Employers in the real estate sector expanded their workforces by nearly 1 percent in February, roughly doubling the national job growth pace.
Real estate companies bounced back from a hiring lull in January, adding jobs in February at nearly double the pace of other U.S. employers.
Brokerages and other real-estate service providers hired a seasonally adjusted 15,800 new workers in February, a 0.9 percent increase from last month’s workforce, according to the latest jobs report from the U.S. Department of Labor.
That pace was nearly double the rate of hiring nationwide, which came in at just under a 0.5 percent monthly increase in non-farm payrolls.
The strong hiring spree surprised some forecasters and came in higher than job gains in previous months, when the omicron variant of the coronavirus was spreading quickly throughout the population. The real estate category including brokerages actually posted a slight workforce decline in January of 0.1 percent.
Other corners of the real estate industry also charged forward with hiring in February.
Builders and contractors in residential construction combined to add 31,000 jobs to their payrolls last month on a seasonally adjusted basis. That amounts to nearly 1 percent growth in that period.
While the February hiring numbers were strong, they were gathered before Russia’s ongoing invasion of Ukraine began. That conflict has roiled financial markets — particularly in Russia and Europe — and has also coincided with a recent downturn in U.S. stock prices.
Still, the numbers represented a big annual improvement for an economy still largely recovering from the economic gut punch of a global pandemic that became widespread in early 2020.

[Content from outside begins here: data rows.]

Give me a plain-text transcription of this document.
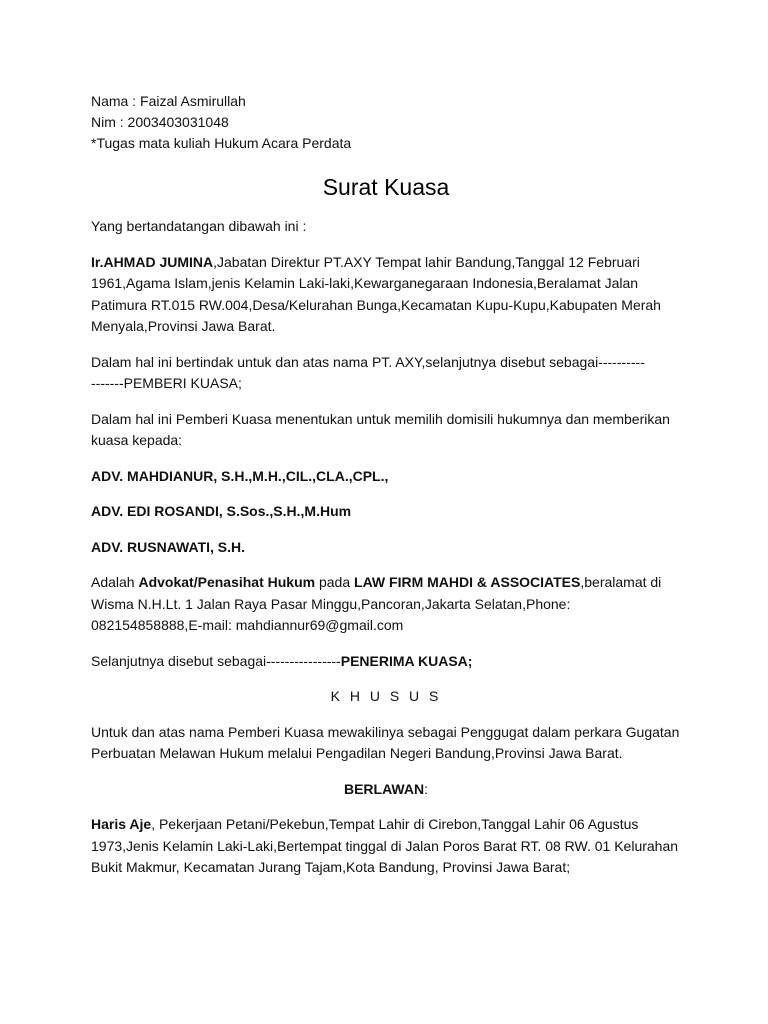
Nama : Faizal Asmirullah

Nim : 2003403031048

*Tugas mata kuliah Hukum Acara Perdata

Surat Kuasa

Yang bertandatangan dibawah ini :

Ir.AHMAD JUMINA,Jabatan Direktur PT.AXY Tempat lahir Bandung,Tanggal 12 Februari 1961,Agama Islam,jenis Kelamin Laki-laki,Kewarganegaraan Indonesia,Beralamat Jalan Patimura RT.015 RW.004,Desa/Kelurahan Bunga,Kecamatan Kupu-Kupu,Kabupaten Merah Menyala,Provinsi Jawa Barat.

Dalam hal ini bertindak untuk dan atas nama PT. AXY,selanjutnya disebut sebagai----------
-------PEMBERI KUASA;

Dalam hal ini Pemberi Kuasa menentukan untuk memilih domisili hukumnya dan memberikan kuasa kepada:

ADV. MAHDIANUR, S.H.,M.H.,CIL.,CLA.,CPL.,

ADV. EDI ROSANDI, S.Sos.,S.H.,M.Hum

ADV. RUSNAWATI, S.H.

Adalah Advokat/Penasihat Hukum pada LAW FIRM MAHDI & ASSOCIATES,beralamat di Wisma N.H.Lt. 1 Jalan Raya Pasar Minggu,Pancoran,Jakarta Selatan,Phone: 082154858888,E-mail: mahdiannur69@gmail.com

Selanjutnya disebut sebagai----------------PENERIMA KUASA;

K H U S U S

Untuk dan atas nama Pemberi Kuasa mewakilinya sebagai Penggugat dalam perkara Gugatan Perbuatan Melawan Hukum melalui Pengadilan Negeri Bandung,Provinsi Jawa Barat.

BERLAWAN:

Haris Aje, Pekerjaan Petani/Pekebun,Tempat Lahir di Cirebon,Tanggal Lahir 06 Agustus 1973,Jenis Kelamin Laki-Laki,Bertempat tinggal di Jalan Poros Barat RT. 08 RW. 01 Kelurahan Bukit Makmur, Kecamatan Jurang Tajam,Kota Bandung, Provinsi Jawa Barat;
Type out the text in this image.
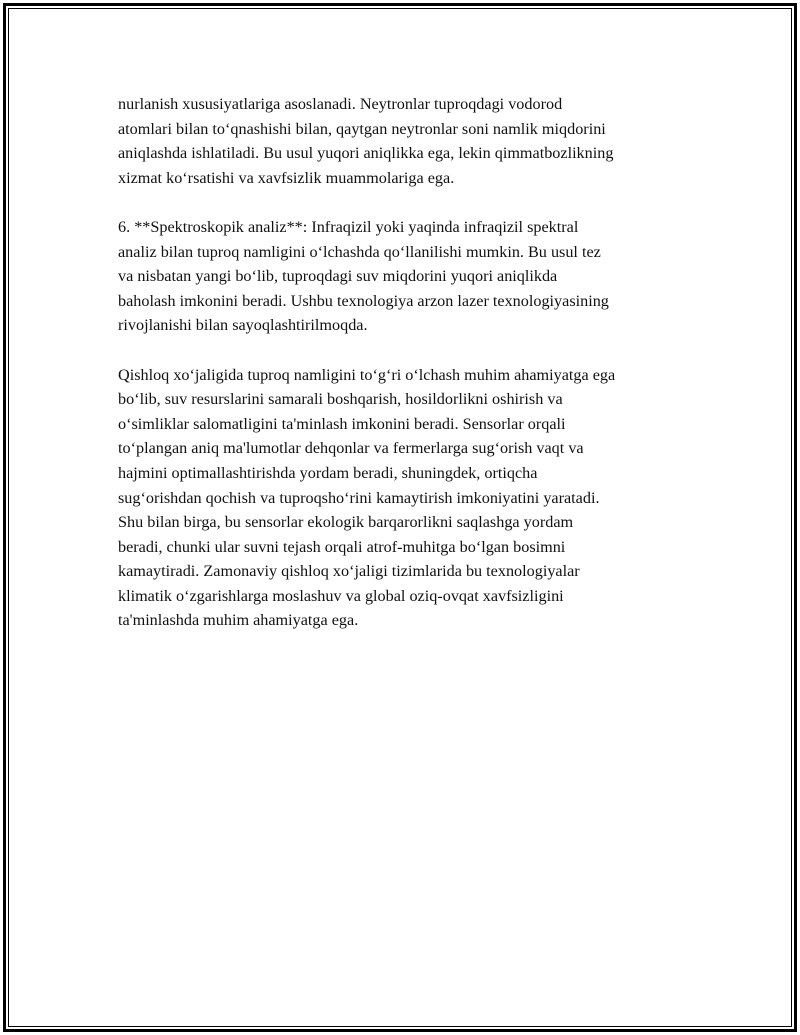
nurlanish xususiyatlariga asoslanadi. Neytronlar tuproqdagi vodorod
atomlari bilan to‘qnashishi bilan, qaytgan neytronlar soni namlik miqdorini
aniqlashda ishlatiladi. Bu usul yuqori aniqlikka ega, lekin qimmatbozlikning
xizmat ko‘rsatishi va xavfsizlik muammolariga ega.

6. **Spektroskopik analiz**: Infraqizil yoki yaqinda infraqizil spektral
analiz bilan tuproq namligini o‘lchashda qo‘llanilishi mumkin. Bu usul tez
va nisbatan yangi bo‘lib, tuproqdagi suv miqdorini yuqori aniqlikda
baholash imkonini beradi. Ushbu texnologiya arzon lazer texnologiyasining
rivojlanishi bilan sayoqlashtirilmoqda.

Qishloq xo‘jaligida tuproq namligini to‘g‘ri o‘lchash muhim ahamiyatga ega
bo‘lib, suv resurslarini samarali boshqarish, hosildorlikni oshirish va
o‘simliklar salomatligini ta'minlash imkonini beradi. Sensorlar orqali
to‘plangan aniq ma'lumotlar dehqonlar va fermerlarga sug‘orish vaqt va
hajmini optimallashtirishda yordam beradi, shuningdek, ortiqcha
sug‘orishdan qochish va tuproqsho‘rini kamaytirish imkoniyatini yaratadi.
Shu bilan birga, bu sensorlar ekologik barqarorlikni saqlashga yordam
beradi, chunki ular suvni tejash orqali atrof-muhitga bo‘lgan bosimni
kamaytiradi. Zamonaviy qishloq xo‘jaligi tizimlarida bu texnologiyalar
klimatik o‘zgarishlarga moslashuv va global oziq-ovqat xavfsizligini
ta'minlashda muhim ahamiyatga ega.
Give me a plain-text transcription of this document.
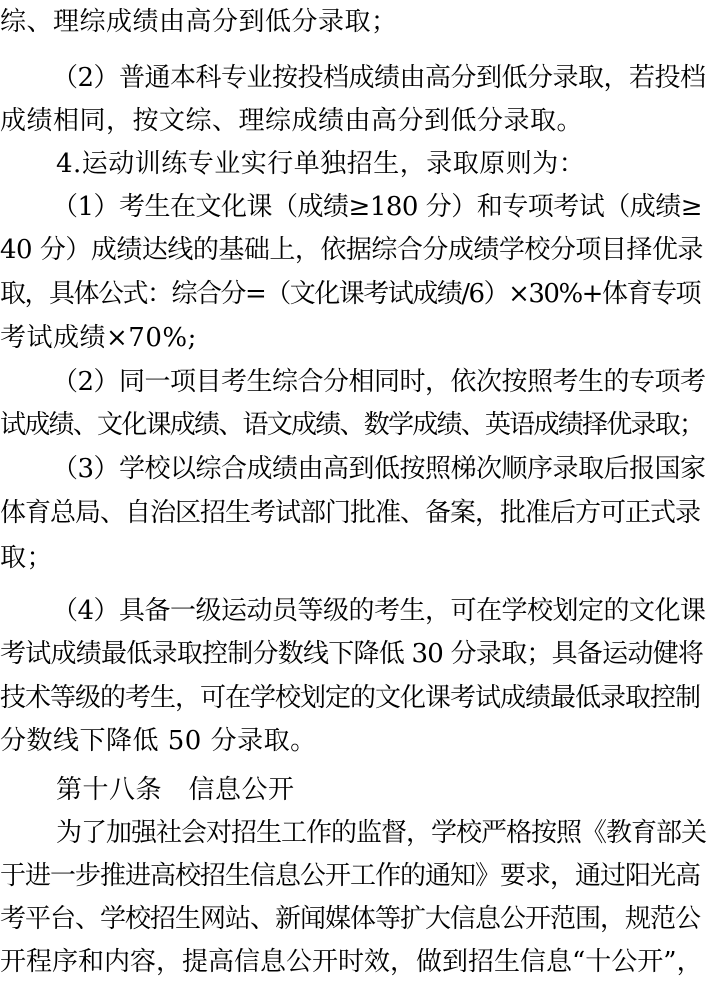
综、理综成绩由高分到低分录取；
（2）普通本科专业按投档成绩由高分到低分录取，若投档
成绩相同，按文综、理综成绩由高分到低分录取。
4.运动训练专业实行单独招生，录取原则为：
（1）考生在文化课（成绩≥180 分）和专项考试（成绩≥
40 分）成绩达线的基础上，依据综合分成绩学校分项目择优录
取，具体公式：综合分=（文化课考试成绩/6）×30%+体育专项
考试成绩×70%;
（2）同一项目考生综合分相同时，依次按照考生的专项考
试成绩、文化课成绩、语文成绩、数学成绩、英语成绩择优录取；
（3）学校以综合成绩由高到低按照梯次顺序录取后报国家
体育总局、自治区招生考试部门批准、备案，批准后方可正式录
取；
（4）具备一级运动员等级的考生，可在学校划定的文化课
考试成绩最低录取控制分数线下降低 30 分录取；具备运动健将
技术等级的考生，可在学校划定的文化课考试成绩最低录取控制
分数线下降低 50 分录取。
第十八条　信息公开
为了加强社会对招生工作的监督，学校严格按照《教育部关
于进一步推进高校招生信息公开工作的通知》要求，通过阳光高
考平台、学校招生网站、新闻媒体等扩大信息公开范围，规范公
开程序和内容，提高信息公开时效，做到招生信息“十公开”，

Real estate firms, including brokerages, recorded employment levels that were 4.6 percent higher in February than the same time last year.
Construction jobs saw similar year-over-year gains, and since the start of the pandemic those hiring trends have been concentrated largely in residential projects.
“Residential construction employment currently exceeds its level in February 2020, while 73% of non-residential construction jobs lost in March and April have now been recovered,” Jing Fu, director of forecasting and analysis at the National Association of Home Builders, wrote in an analysis of the jobs report.
Overall, residential construction employment was up 5 percent from February 2021. Specialty contractors who work in residential construction increased their payrolls by 4.3 percent in the same span of time.
An increased interest in home projects may have driven home-improvement and garden stores to add to their payrolls as well. These retailers added a seasonally adjusted 12,100 jobs in February, doubling their rate of growth from the previous month.